Cardiology Unit, Department of Medicine, Obafemi Awolowo University Teaching Hospitals Complex, Ile-Ife, Osun State, Nigeria.
Department of Demography and Social Statistics, Obafemi Awolowo University, Ile-Ife, Osun State, Nigeria.
Diabetes Metab Syndr Obes. 2014 Nov 26;7:565-70. doi: 10.2147/DMSO.S68408. eCollection 2014.
There are very limited published studies in Nigeria on the use of 24 hour Holter electrocardiogram (Holter ECG) in the arrhythmic evaluation of hypertensive and diabetic patients.
To evaluate indications, arrhythmic pattern of Holter ECG, and heart rate variability (HRV) among patients with hypertensive heart disease (HHD) with or without heart failure and type 2 diabetes mellitus (T2DM) seen in our cardiac care unit.
Seventy-nine patients (32 males and 47 females) were studied consecutively over a year using Schiller type (MT-101) Holter ECG machine.
Out of the 79 patients, 17 (21.5%) had HHD without heart failure, 33 (41.8%) had HHD with hypertensive heart failure (HHF), while 29 (36.7%) were T2DM patients. The mean (standard deviation) ages of HHD without heart failure, HHF and T2DM patients were 59.65 (±14.38), 65.15 (±14.30), and 54.66 (±8.88) respectively. The commonest indication for Holter ECG was palpitation (38%), followed by syncope (20.3%). Premature ventricular contraction was the commonest arrhythmic pattern among the 79 patients, especially among HHF patients. The HRV using standard deviation of all normal-normal intervals was significantly reduced in T2DM patients (81.03±26.33, confidence interval [CI] =71.02-91.05) compared to the HHD without heart failure (119.65±29.86, CI =104.30-135.00) and HHF (107.03±62.50, CI =84.00-129.19). There was a negative correlation between the duration of T2DM and HRV (r=-0.613).
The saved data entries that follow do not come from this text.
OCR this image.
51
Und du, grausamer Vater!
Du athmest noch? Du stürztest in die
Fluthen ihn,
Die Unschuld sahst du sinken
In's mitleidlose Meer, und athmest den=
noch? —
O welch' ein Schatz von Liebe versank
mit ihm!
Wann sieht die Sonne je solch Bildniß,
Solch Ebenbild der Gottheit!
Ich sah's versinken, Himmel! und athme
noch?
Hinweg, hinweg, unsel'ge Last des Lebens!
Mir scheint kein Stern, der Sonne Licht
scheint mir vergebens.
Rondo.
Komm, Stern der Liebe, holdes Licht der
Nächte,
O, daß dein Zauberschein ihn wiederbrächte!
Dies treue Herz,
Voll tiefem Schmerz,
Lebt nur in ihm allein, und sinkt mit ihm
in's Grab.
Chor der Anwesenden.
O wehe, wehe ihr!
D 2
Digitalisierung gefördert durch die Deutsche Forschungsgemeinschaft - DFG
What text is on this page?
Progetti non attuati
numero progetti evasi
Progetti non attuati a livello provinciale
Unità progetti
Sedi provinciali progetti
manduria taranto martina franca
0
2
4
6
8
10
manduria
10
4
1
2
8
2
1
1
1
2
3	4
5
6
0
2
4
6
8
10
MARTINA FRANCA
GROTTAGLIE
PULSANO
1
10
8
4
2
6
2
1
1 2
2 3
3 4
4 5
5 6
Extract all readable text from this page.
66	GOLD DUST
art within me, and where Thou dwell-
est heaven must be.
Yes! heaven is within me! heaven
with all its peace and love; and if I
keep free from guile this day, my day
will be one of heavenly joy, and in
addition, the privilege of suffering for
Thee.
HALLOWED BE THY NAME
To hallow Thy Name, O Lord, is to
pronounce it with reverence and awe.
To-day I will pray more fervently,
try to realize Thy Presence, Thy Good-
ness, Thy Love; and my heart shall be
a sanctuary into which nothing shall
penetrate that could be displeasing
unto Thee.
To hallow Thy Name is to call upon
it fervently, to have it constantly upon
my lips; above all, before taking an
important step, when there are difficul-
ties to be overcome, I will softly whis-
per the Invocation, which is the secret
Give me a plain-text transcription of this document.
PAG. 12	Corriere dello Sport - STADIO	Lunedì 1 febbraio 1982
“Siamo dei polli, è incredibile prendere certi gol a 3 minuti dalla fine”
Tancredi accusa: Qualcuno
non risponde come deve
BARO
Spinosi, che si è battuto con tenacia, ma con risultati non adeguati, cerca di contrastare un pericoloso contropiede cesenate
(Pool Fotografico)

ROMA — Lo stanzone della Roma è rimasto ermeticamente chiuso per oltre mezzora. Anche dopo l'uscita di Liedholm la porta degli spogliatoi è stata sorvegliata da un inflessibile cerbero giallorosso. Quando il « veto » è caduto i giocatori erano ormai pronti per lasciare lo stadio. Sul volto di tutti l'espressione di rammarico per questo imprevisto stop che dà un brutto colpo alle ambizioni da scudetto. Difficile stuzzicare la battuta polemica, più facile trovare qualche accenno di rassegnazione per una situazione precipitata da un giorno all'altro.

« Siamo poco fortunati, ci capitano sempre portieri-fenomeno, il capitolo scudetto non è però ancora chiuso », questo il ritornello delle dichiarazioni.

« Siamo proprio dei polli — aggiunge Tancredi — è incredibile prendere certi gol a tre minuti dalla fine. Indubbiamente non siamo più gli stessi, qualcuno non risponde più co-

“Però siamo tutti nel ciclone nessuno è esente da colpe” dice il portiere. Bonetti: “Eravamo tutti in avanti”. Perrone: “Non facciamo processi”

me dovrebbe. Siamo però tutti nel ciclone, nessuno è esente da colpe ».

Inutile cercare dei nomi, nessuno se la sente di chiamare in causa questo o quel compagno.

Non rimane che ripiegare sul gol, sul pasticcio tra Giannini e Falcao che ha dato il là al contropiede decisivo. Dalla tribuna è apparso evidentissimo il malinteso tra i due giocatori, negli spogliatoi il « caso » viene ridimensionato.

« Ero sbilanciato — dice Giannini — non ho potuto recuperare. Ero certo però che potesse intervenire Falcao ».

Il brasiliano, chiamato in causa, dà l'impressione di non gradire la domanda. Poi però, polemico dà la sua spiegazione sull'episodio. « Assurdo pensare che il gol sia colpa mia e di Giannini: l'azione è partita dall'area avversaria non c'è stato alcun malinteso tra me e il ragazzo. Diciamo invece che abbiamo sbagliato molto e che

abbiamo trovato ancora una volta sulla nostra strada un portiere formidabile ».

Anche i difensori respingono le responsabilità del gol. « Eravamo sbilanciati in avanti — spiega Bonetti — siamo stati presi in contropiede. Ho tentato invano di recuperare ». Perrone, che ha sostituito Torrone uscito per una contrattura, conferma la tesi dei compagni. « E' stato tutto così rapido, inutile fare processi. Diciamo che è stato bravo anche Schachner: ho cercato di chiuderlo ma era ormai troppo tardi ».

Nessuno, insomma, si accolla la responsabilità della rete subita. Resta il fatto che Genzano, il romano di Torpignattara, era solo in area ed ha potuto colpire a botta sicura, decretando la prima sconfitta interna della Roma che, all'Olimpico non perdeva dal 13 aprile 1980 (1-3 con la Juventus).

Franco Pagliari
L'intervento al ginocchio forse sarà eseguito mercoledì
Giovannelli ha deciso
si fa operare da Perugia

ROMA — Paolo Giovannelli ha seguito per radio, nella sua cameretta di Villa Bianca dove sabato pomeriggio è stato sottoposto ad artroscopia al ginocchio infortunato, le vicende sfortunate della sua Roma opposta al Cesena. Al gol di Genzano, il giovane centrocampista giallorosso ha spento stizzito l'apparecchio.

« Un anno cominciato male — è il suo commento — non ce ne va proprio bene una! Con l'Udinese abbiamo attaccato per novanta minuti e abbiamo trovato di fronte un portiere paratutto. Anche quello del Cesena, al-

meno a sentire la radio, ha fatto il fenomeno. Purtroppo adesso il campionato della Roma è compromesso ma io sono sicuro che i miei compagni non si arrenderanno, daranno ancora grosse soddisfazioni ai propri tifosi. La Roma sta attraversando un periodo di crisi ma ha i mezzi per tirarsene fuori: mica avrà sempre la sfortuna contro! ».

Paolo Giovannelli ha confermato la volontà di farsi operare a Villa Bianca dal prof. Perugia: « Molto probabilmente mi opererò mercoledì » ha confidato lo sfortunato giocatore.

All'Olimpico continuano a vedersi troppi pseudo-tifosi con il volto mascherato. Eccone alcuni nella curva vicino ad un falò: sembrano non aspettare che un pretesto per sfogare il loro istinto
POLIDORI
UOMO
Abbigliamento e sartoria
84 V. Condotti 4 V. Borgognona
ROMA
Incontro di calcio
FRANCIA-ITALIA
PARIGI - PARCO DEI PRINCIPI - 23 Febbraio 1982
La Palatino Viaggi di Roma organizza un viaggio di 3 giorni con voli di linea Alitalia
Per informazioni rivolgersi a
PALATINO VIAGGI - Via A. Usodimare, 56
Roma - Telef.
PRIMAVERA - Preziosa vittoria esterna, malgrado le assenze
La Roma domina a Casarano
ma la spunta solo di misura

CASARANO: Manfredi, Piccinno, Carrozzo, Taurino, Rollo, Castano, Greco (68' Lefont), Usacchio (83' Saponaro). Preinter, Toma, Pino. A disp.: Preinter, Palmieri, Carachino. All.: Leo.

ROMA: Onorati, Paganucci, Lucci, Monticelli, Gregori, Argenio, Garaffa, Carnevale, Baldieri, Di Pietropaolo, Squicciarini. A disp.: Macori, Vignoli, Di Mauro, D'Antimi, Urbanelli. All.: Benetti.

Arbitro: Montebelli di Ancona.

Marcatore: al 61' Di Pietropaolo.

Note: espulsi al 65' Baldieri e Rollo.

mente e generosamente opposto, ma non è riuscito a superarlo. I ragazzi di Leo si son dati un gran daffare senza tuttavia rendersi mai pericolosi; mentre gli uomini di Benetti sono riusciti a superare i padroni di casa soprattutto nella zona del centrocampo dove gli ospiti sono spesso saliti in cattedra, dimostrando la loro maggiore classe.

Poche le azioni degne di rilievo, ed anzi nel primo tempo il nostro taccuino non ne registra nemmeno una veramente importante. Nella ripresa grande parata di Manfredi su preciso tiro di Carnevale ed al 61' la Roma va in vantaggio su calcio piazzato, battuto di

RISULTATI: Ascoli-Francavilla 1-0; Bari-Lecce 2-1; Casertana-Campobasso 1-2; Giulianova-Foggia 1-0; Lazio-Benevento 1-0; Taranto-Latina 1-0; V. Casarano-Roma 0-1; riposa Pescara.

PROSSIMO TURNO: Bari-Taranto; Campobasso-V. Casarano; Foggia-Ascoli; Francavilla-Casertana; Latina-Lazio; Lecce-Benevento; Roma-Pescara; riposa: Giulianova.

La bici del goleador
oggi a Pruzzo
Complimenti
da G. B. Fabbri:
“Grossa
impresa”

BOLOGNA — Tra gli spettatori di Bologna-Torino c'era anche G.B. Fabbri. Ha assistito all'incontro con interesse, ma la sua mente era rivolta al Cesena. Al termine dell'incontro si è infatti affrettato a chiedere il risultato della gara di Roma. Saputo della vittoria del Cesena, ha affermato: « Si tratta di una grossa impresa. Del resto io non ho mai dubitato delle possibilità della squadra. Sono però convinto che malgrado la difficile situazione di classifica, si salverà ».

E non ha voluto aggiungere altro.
Palpitation was the commonest Holter ECG indication and premature ventricular contractions were the commonest arrhythmic pattern among our patients. HRV was reduced in T2DM patients compared with hypertensive patients.
在尼日利亚,关于使用 24 小时动态心电图(Holter ECG)评估高血压和糖尿病患者心律失常的研究非常有限。
评估我们心脏护理病房中高血压性心脏病(HHD)伴或不伴心力衰竭和 2 型糖尿病(T2DM)患者的 Holter ECG 适应证、心律失常模式和心率变异性(HRV)。
在一年的时间里,我们使用 Schiller 型(MT-101)Holter ECG 机连续研究了 79 名患者(32 名男性和 47 名女性)。
79 名患者中,17 名(21.5%)患有无心力衰竭的 HHD,33 名(41.8%)患有伴高血压性心力衰竭的 HHD(HHF),29 名(36.7%)为 T2DM 患者。无心力衰竭的 HHD、HHF 和 T2DM 患者的平均(标准差)年龄分别为 59.65(±14.38)、65.15(±14.30)和 54.66(±8.88)。Holter ECG 的常见适应证是心悸(38%),其次是晕厥(20.3%)。79 名患者中最常见的心律失常模式是室性期前收缩,尤其是 HHF 患者。与无心力衰竭的 HHD(119.65±29.86,CI=104.30-135.00)和 HHF(107.03±62.50,CI=84.00-129.19)相比,T2DM 患者的所有正常-正常间期标准差的 HRV 明显降低(81.03±26.33,置信区间[CI]=71.02-91.05)。T2DM 持续时间与 HRV 呈负相关(r=-0.613)。
心悸是最常见的 Holter ECG 适应证,室性期前收缩是最常见的心律失常模式。与高血压患者相比,T2DM 患者的 HRV 降低。